I could not tell what was everyone's obsession with the unknown number situation. Especially of they would just answer the call with their normal voice.Maybe it was just mysterious to get an unknown number all i knew was that it was unnecessary mental energy just to guess who was calling me.

"I would assume you were kind enough to wait for me to sleep before calling me, what now you want to give me a death sentence and carry out a public execution on a tall old tower in the middle of city square."

"i am going to ignore that sarcasm of yours, we have some news to give you Cyrus."

"Good or bad? wait don't even answer that all the news that i have been given by you guys have been bad either way."

"It is bad news and if you do not reduce that attitude of yours i will have to think twice about telling you this information."

"okay okay I'm sorry, what is it?"

"miranda's dead."

"Huh?"

"Her body has been recovered from the battlefields of Gendwall, she was burnt pretty bad , and she was also losing large amounts of blood."

"i am confused." i said surprised.

I knew we both thought about the situation in two different ways since i knew Miranda was not anywhere near Gendwall. My true question was who the hell was that person that Jay was talking about?

"I knew it is hard to process Cyrus but that is the situation right now."

"Can I see the body?"

"you don't believe she is dead?"

"I haven't said that but yes I know Miranda she is stronger and smarter than that to just die like that. Can I see the body?"

"as much as this is a sensitive matter you know very well that you will not be allowed to be near her."

"then why are you using your time to tell me about it?"

"Because I know you of all people deserve to know considering that you are the only who knew she was alive in the first place."

that was oddly suspicious. I knew as much as jay could sweet talk her way into doing things in a more humane manner, The Executive would not care about how i would feel. To them Miranda was a pawn being used by them to enhance the forces there that was all she was to be used as. They told me to forget about her years ago so that would not even bother telling Jay.Something was definitely amiss, starting with the aspect that they found a body who they say is Miranda.Either it was someone in disguise as Miranda to throw them off or they were lying to me to see my reaction. Now i could feel at numerous eyes looking at me waiting to see what i would say.

I had to main options once was to be stubborn and continue claiming that i do not believe them but that would make them believe that I know more than i should. The other option was to agree with what Jay was saying which would also be suspicious since they knew i would fight for what i thought.Jay could also switch up things and make it an interrogation that would betray me if i am asked something that i could not get out of answering.

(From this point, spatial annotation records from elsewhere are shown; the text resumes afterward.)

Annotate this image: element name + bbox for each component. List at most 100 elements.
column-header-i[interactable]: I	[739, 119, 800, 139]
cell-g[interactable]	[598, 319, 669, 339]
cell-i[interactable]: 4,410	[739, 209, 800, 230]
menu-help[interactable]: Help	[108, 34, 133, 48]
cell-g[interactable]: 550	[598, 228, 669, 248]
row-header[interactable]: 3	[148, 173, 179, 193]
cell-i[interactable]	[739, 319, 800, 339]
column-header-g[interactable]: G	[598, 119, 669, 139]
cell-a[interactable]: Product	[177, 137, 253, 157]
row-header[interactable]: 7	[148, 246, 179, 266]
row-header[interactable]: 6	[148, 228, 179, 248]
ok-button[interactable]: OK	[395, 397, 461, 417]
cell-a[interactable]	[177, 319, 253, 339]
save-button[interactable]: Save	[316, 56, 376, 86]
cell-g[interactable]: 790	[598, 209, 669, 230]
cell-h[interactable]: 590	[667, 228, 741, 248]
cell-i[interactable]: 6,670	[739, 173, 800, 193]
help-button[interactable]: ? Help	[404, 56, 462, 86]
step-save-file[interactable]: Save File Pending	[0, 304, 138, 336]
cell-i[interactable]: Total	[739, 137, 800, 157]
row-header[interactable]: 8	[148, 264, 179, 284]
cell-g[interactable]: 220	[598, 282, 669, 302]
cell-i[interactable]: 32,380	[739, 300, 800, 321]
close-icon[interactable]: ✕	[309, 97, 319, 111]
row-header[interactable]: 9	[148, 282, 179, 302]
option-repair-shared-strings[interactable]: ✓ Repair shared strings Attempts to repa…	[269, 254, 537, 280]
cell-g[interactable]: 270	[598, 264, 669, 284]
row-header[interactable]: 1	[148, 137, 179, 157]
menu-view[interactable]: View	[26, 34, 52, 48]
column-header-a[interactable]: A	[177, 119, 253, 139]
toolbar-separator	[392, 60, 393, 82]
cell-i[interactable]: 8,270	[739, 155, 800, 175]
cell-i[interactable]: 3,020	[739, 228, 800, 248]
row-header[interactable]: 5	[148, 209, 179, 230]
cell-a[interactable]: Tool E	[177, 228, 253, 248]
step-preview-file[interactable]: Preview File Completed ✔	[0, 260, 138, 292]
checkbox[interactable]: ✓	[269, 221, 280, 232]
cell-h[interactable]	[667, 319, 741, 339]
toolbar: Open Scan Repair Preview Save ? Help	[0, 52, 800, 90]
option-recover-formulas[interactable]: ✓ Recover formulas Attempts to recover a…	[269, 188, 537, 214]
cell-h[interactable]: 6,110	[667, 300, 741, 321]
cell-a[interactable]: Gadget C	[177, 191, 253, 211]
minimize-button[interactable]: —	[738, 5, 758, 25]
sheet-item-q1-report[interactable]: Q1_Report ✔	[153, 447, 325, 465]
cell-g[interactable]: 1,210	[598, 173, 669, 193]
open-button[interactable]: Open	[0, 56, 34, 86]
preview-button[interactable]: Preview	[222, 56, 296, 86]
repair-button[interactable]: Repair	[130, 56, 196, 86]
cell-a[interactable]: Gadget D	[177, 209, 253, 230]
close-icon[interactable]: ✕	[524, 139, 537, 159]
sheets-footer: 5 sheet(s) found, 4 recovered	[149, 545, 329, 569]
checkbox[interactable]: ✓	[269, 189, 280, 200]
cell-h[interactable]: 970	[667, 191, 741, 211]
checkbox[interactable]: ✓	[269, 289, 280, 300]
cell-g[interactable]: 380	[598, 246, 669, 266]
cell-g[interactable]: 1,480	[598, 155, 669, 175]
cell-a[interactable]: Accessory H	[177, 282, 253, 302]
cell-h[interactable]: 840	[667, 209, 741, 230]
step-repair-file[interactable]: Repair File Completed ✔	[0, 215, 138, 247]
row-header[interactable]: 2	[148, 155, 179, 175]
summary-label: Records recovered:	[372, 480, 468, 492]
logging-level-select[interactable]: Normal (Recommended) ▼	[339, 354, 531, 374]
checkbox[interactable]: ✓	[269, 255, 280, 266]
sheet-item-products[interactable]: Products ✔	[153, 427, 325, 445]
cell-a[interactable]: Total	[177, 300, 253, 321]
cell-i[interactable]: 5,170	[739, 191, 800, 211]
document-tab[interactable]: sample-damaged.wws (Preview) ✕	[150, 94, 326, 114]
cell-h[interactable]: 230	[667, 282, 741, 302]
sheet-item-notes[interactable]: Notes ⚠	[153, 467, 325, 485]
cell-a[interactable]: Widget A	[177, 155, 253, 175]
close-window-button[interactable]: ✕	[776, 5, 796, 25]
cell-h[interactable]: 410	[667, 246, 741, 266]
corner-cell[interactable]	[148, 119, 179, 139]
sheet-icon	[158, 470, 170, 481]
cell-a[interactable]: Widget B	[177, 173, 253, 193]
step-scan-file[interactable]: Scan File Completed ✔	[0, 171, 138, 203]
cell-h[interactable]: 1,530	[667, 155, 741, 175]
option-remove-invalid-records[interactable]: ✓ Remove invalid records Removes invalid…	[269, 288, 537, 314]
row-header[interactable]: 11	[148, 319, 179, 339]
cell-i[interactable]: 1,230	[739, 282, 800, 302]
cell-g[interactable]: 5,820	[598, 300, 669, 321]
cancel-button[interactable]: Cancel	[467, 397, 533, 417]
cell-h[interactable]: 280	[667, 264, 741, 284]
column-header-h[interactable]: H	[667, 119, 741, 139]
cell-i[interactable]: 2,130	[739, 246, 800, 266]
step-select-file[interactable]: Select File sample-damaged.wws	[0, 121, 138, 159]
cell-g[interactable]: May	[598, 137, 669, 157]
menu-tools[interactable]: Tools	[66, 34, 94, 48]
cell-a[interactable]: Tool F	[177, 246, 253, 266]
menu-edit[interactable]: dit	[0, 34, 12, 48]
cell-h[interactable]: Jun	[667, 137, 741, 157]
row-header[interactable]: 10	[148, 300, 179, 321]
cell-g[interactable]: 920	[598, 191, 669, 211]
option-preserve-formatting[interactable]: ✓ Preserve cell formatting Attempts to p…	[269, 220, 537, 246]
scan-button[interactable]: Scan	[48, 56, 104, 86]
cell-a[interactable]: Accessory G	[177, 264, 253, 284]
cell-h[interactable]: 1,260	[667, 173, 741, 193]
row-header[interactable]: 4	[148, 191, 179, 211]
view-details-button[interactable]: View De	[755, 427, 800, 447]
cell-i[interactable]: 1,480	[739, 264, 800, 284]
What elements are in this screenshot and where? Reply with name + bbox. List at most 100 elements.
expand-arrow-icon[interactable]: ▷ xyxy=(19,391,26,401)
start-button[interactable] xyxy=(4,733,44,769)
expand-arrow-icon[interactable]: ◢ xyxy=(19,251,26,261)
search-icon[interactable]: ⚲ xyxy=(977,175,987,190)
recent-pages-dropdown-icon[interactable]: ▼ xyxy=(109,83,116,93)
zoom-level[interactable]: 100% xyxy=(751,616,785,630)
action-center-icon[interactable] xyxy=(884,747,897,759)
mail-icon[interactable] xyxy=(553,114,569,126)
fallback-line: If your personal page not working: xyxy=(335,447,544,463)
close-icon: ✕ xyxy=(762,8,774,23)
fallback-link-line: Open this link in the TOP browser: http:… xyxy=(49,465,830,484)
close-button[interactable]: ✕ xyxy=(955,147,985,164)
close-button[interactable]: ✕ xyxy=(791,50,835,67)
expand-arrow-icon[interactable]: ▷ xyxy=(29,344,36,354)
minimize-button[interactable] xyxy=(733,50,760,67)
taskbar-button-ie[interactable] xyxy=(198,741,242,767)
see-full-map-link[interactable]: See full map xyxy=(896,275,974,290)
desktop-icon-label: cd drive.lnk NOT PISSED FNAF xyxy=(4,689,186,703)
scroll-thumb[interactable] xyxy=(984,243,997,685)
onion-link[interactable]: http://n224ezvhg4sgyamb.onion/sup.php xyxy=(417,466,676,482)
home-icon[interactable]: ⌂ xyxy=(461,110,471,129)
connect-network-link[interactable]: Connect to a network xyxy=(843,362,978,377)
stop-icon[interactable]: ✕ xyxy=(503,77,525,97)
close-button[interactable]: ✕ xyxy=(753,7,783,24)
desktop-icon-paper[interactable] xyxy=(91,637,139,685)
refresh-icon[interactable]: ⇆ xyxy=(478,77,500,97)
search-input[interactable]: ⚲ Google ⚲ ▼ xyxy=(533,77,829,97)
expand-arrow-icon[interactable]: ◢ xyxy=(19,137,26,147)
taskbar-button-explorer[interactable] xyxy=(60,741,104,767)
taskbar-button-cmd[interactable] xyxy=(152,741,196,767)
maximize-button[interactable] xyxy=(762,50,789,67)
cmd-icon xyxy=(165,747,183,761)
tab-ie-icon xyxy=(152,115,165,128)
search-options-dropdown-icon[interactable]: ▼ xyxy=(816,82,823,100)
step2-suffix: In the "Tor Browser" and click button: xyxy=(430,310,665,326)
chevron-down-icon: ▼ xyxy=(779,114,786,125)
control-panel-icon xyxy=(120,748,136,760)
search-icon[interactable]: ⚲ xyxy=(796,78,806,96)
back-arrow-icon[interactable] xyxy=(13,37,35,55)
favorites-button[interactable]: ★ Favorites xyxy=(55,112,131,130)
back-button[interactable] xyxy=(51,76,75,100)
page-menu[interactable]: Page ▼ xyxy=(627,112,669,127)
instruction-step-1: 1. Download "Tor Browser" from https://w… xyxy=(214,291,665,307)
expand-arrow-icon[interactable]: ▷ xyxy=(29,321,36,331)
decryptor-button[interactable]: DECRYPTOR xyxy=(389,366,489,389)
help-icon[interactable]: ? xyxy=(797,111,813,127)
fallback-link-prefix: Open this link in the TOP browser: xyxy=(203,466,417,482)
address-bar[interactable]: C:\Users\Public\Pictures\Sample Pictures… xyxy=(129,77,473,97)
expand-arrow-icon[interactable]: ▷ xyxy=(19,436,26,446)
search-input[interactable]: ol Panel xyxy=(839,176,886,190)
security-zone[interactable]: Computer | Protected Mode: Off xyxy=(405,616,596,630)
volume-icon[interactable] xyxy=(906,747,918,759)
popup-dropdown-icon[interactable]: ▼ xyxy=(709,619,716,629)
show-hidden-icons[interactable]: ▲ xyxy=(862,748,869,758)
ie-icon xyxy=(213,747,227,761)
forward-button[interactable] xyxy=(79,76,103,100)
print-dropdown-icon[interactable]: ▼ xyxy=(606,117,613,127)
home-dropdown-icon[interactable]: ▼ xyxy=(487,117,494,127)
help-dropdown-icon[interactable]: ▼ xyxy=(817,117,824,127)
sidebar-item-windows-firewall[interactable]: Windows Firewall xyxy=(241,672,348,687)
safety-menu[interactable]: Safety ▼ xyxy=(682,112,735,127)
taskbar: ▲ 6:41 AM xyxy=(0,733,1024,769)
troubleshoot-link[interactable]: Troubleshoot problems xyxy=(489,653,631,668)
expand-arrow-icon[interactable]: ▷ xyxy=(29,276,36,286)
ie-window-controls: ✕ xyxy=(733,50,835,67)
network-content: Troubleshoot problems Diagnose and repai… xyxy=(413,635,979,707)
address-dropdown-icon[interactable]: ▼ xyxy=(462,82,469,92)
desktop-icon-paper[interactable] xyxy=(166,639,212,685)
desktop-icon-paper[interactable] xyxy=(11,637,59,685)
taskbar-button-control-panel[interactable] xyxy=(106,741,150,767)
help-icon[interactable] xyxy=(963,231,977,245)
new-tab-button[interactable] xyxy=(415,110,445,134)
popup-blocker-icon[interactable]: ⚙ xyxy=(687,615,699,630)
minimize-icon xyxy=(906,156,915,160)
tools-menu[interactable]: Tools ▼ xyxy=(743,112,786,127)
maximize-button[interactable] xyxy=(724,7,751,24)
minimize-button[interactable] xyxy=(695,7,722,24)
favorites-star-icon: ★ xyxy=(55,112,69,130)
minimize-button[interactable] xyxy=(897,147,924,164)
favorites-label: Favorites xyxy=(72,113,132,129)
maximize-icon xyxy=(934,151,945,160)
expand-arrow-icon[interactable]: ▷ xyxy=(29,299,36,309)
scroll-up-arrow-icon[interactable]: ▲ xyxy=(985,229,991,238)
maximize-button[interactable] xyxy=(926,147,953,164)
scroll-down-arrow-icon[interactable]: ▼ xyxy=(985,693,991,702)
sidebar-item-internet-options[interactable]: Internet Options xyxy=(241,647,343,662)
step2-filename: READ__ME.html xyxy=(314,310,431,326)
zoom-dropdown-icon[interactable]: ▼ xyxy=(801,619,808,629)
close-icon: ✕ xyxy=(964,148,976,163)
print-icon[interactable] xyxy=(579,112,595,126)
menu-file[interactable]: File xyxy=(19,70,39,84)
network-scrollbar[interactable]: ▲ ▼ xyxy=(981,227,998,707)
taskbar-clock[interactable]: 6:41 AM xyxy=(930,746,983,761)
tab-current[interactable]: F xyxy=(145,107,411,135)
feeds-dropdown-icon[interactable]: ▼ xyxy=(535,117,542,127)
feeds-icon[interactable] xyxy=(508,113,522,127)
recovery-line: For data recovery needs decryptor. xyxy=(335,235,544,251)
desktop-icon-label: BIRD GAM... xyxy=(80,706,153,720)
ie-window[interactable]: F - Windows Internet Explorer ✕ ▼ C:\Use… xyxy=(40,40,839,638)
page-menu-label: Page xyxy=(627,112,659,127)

I looked down at my phone and sighed. It was difficult to think of what to say. the two options did not seem to be in my favour at all. looking down I thought about how much i hated overthinking about everything in my life, I was extremely tired with that aspect of my life. Despite my dreams the would never be a single had to reach out to help me.I had to help myself.

Glenn always said the real answers always lyed in the simplest solutions. I looked at my phone and hang up and went back to sleep.I was not in the mood to deal with anything especially being locked up in my own house. It just did not make sense at all. i did not have to deal with all that if i never wanted to. I already played along with all The Executive's orders and all that gave me was anxiety and depression. As long as the real Miranda was alive I no longer wanted to play to the tune of their beat, because i did not have to.